Between feeling like my summer is almost gone ( I start back to work in less than a month) and losing my sister, my need to grasp any and every  opportunity to LIVE is exceptionally persistent right now. I have always had a fear of (well, when it comes right down to it-EVERYTHING, but...) missing out on things-experiences. Feeling like time is rushing past me and understanding that a life can be cut short at any given second has made me almost frantic to go live. I was talking with my family one day about the need to blog, and that I felt it needed to be about living life fully. I wrote a note to myself that said "LIVE LIFE" so I would remember to blog about it. We all caught on that I had written it in all caps because I felt it was so important and we came up with my new mantra "LIVE LIFE IN ALL CAPS".  YES!!!!  I LOVE those "lightbulb" moments.  I feel this one deeply. It is my Bio statement on Facebook. It is my goal. It is on my life list. I no longer have a bucket list----- because the things I want to do, I want to do while I am living life fully-not check them off before I die.



This need I have nipping at my heels has had me filling my calendar with experiences for the coming days-and anyone who knows me knows I relish an EMPTY calendar. But living requires time and events and experiences. We have filled the coming months with FanX (and meeting some of our favorite stars), a lantern festival, a Twenty One Pilots concert, plans to go to travel to places we have never been before, organ recitals on Temple Square, and many more items that will help us grasp everything in life a mortal can grasp onto. I want more. Not more stuff. More things to take with me. Memories. Feelings. Love. I want to experience everything I can (within reason) while being mortal.

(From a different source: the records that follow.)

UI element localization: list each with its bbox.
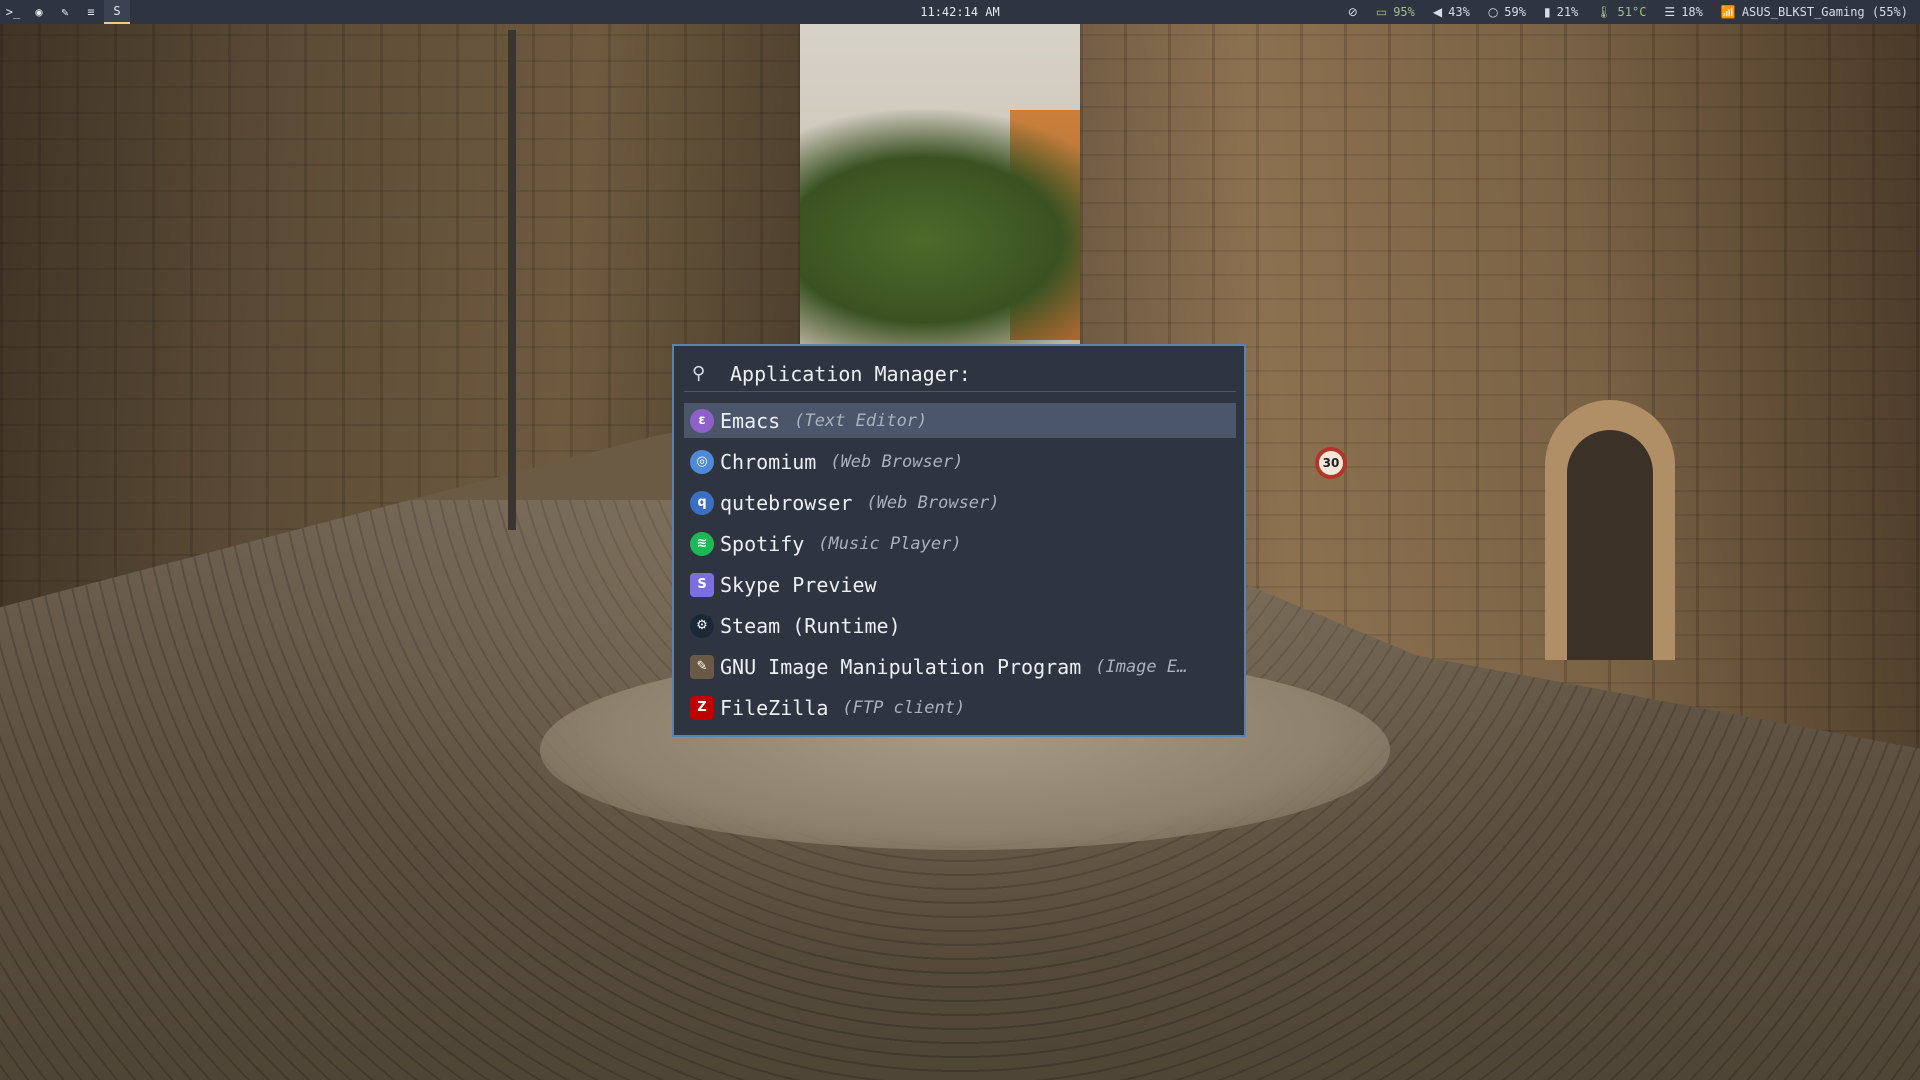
emacs-icon: ε <box>690 408 714 433</box>
steam-icon: ⚙ <box>690 613 714 638</box>
wifi-icon: 📶 <box>1720 5 1736 19</box>
list-item-gimp[interactable]: ✎ GNU Image Manipulation Program (Image … <box>684 649 1236 684</box>
status-cpu[interactable]: ○ 59% <box>1488 5 1526 19</box>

Which has made me think that living life in all caps also means freeing ones self of unnecessary problems and burdens. We worry about so much already. Life brings truckloads of problems all on it's own and we humans tend to pile even more trivial worries and issues on ourselves-adding to the pressure and taking away from the joys we can be experiencing. Pettiness.  Jealousy. Gee, that jealousy is an ugly one. There is absolutely no point to it. It's the devil's tool for certain. Jealousy does nothing for anyone except stir up negative emotions. There is no purpose to it. And no need for it. (Do ya think I have some strong feelings on that one, maybe????) Then there's judgment and gossip. Being unforgiving. Expecting too much and giving too little. Seeming unfairness. Entitlement. Gosh. Let it go. Holy cow! The things we cling to that make us miserable when we have the ability to make a choice and give up the burden. Those things can add so much more weight to our burdens. Forgiving someone helps YOU-the other person isn't even affected (I guess unless you go to them and tell them they are forgiven`and half the time they don't know they did something that needs forgiving... WE are the ones who have clung to it) -you get the relief of letting it go. Doing your part gives you joy and a sense of accomplishment you can't get from just taking without the work.  LIVE. LIVE WELL. Give yourself a good life by going all in. In ALL CAPS. Get through the junk, and then live the rest at full throttle. Look for good. It's everywhere.  Stop looking for differences. Look for the things that bring us together. Look for what our Maker sees in us. Talents. Gifts. Potential-so much of it untapped!!  Love. Strengths. Myriads of good. Realize we've all got them. GO LIVE!!! Go now! Don't waste any more time. LET GO OF THE STUFF YOU DON'T NEED. I am starting the movement. I'm starting with myself. And I'm grateful.